Ein Maikäfer fährt mit Musik zum Mond
Tanzschrift, Ditta Rudel, 2022-12-09
1912 hat der Schriftsteller und Schauspieler Gerdt von Bassewitz (1878–1923) für junges Publikum das Märchenspiel „Peterchens Mondfahrt“ geschrieben, 1916 folgte das gleichnamige Märchenbilderbuch. Die Dschungel-Chefin, Corinne Eckenstein, hat die Idee geboren, daraus ein lustiges Musiktheaterstück zu machen. Ganz korrekt heißt die Komödie „Peterchens und Annelieses Mondfahrt“. Cecilia Kukua, Felix Werner-Tutschku und ein Quartett des Studio Dan fahren samt zwei Pappendeckelpuppen mit großer Lust zum Mond und wieder retour. Premiere war am 8.12. im Dschungel, Theaterhaus für junges Publikum.

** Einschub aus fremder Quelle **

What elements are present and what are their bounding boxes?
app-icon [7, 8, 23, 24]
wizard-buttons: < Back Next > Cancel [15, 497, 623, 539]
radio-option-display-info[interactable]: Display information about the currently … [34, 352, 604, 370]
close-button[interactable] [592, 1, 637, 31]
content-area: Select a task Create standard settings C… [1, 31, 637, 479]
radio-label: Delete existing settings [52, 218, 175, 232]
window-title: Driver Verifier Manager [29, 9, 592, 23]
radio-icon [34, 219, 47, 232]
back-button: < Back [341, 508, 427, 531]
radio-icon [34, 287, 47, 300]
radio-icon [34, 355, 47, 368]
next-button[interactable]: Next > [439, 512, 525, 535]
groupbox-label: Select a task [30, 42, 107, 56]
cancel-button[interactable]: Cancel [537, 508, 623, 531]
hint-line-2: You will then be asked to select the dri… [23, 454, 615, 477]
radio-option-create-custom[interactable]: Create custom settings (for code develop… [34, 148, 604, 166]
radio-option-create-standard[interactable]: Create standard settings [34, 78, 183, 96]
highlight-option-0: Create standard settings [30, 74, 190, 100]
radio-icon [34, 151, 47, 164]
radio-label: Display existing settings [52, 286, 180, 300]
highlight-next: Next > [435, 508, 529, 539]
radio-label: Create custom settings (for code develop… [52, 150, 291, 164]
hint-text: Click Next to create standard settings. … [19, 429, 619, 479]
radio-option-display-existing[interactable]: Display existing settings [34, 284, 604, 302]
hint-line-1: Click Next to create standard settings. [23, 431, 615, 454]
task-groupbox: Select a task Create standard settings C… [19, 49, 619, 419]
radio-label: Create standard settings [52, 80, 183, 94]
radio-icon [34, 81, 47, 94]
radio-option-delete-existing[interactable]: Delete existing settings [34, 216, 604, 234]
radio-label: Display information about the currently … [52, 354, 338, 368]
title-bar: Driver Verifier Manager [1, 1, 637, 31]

Maikäfer haben in der Regel sechs Beinchen, doch Herr Sumsemann (Werner-Tutschku) hat nur fünf. Vor langer, langer Zeit hatte ein Vorfahr Sumsemanns mit seiner frisch angetrauten Frau auf einem Ast Siesta gehalten. Ein Holzdieb hat diesen Ast abgeschlagen und zugleich ein Beinchen des Käfers erwischt. Der Holzdieb wird von der Fee der Nacht (neben vielen anderen Rollen schlüpft Kukua mühelos ins silbernen Prachtkleid und ist eine zauberhafte Fee) samt dem 6. Beinchen auf den Mond verbannt. Nun hat sich Sumsemann in den Kopf gesetzt, dieses Beinchen wieder zurückzuholen. Doch der gute Käfer ist ein „Schisser“, wie die resche Inspizientin weiß, die Mondfahrt kann nur gelingen, wenn er zwei mutige, tierliebende Kinder findet.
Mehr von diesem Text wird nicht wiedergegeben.